Interdire les éléphants roses?

Cher lecteur, attention, concentrez-vous et surtout, surtout, ne pensez pas à un éléphant rose…

Susciter une idée est suffisante pour faire entrer l’objet dans le monde du réel, du moins devient-il réel dans notre imaginaire. Le prétendu problème de la burqa en Suisse est un problème d’éléphant rose: il existe seulement parce qu’on en parle. Les fédérations islamiques du pays se sont exprimées en défaveur de cet habillement et il n’existe aucun chiffre fiable sur le nombre de burqas en Suisse. Un vote sur la burqa est un vote sur des éléphants roses…
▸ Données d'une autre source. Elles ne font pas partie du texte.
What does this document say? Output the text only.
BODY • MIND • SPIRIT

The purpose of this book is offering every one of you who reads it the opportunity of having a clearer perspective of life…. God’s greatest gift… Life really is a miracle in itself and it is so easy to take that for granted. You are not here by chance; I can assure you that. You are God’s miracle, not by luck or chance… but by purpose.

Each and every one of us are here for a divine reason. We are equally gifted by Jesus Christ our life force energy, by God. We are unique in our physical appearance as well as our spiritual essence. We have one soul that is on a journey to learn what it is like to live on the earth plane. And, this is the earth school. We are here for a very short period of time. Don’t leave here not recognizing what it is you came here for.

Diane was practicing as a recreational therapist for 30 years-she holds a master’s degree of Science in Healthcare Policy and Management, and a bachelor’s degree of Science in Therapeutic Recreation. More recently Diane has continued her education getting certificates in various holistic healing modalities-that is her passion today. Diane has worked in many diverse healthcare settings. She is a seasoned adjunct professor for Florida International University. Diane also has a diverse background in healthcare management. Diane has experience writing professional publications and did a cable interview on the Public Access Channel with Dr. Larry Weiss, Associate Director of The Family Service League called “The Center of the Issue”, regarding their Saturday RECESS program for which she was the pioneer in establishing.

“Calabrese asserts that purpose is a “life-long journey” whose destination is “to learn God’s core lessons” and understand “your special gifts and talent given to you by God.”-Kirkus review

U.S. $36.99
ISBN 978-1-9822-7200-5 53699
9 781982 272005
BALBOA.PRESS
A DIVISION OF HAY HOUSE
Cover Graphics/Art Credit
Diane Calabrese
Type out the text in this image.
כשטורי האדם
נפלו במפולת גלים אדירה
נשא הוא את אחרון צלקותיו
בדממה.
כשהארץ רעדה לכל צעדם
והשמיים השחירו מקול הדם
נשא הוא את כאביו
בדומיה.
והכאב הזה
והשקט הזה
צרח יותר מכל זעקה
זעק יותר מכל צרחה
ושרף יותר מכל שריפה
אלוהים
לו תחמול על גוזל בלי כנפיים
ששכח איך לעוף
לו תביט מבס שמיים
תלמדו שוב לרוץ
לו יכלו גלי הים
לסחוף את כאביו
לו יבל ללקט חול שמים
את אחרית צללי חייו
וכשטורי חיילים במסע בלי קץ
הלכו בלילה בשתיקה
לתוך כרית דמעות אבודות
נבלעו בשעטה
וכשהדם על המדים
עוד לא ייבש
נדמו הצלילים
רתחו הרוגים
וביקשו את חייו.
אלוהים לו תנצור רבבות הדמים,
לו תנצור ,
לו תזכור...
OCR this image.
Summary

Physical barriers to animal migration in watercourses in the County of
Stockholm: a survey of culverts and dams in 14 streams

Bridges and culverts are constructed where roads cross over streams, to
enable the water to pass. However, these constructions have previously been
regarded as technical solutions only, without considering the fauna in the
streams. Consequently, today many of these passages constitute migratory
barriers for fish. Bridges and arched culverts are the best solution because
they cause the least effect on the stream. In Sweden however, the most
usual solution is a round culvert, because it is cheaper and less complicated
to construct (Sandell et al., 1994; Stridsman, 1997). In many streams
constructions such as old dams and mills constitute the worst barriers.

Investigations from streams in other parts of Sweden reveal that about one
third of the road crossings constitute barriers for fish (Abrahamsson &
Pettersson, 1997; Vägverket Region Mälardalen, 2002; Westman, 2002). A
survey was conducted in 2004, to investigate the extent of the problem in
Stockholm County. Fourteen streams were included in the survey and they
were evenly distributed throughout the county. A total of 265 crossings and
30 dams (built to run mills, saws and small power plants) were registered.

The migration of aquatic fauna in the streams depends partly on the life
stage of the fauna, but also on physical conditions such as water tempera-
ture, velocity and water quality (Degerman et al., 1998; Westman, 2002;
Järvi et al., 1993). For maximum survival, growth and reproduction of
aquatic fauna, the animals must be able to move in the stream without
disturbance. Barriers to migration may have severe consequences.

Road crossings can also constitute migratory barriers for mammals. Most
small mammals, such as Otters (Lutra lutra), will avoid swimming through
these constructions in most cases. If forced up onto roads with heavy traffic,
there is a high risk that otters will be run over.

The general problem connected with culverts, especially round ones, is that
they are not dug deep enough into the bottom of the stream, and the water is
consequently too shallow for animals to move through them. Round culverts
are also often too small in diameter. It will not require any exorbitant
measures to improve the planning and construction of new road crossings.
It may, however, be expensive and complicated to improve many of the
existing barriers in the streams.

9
Mieux vaut prévenir que guérir, diraient certains. Sauf que là, «prévenir» veut dire nuire. Récemment, la Commission fédérale contre le racisme a constaté que les médias stigmatisent les musulmans de Suisse. Des faits négatifs et anecdotiques font l’écrasante majorité de la couverture médiatique concernant notre communauté: radicalisation, terrorisme, burqa, etc. En conséquence, la population développe une peur irrationnelle, ce qui permet de produire d’autres faux problèmes et ainsi de suite. Ce ne sont pas les modérés qui en profitent. Il faut se voiler la face pour ne pas comprendre le jeu. Mais qui ne voudrait pas voler au secours d’une femme manifestant une sorte de sociopathie ou éventuellement souffrant d’une contrainte misogyne qui la fait disparaître sous une telle couverture? Oui! Sauf qu’interdire le symptôme ne guérit pas le mal. Victime soumise pour les uns, incarnation du mal pour les autres, je peine à trouver un point positif là dedans pour reconstruire une identité saine. Et une fois le tissu interdit sur la tête, l’esprit, sera-t-il vraiment libéré?

Problème quasi inexistant, solution proposée très discutable, dynamique enclenchée stigmatisante et bénéficiant les extrêmes... En ce qui me concerne, pas besoin d’une calculatrice pour faire les comptes.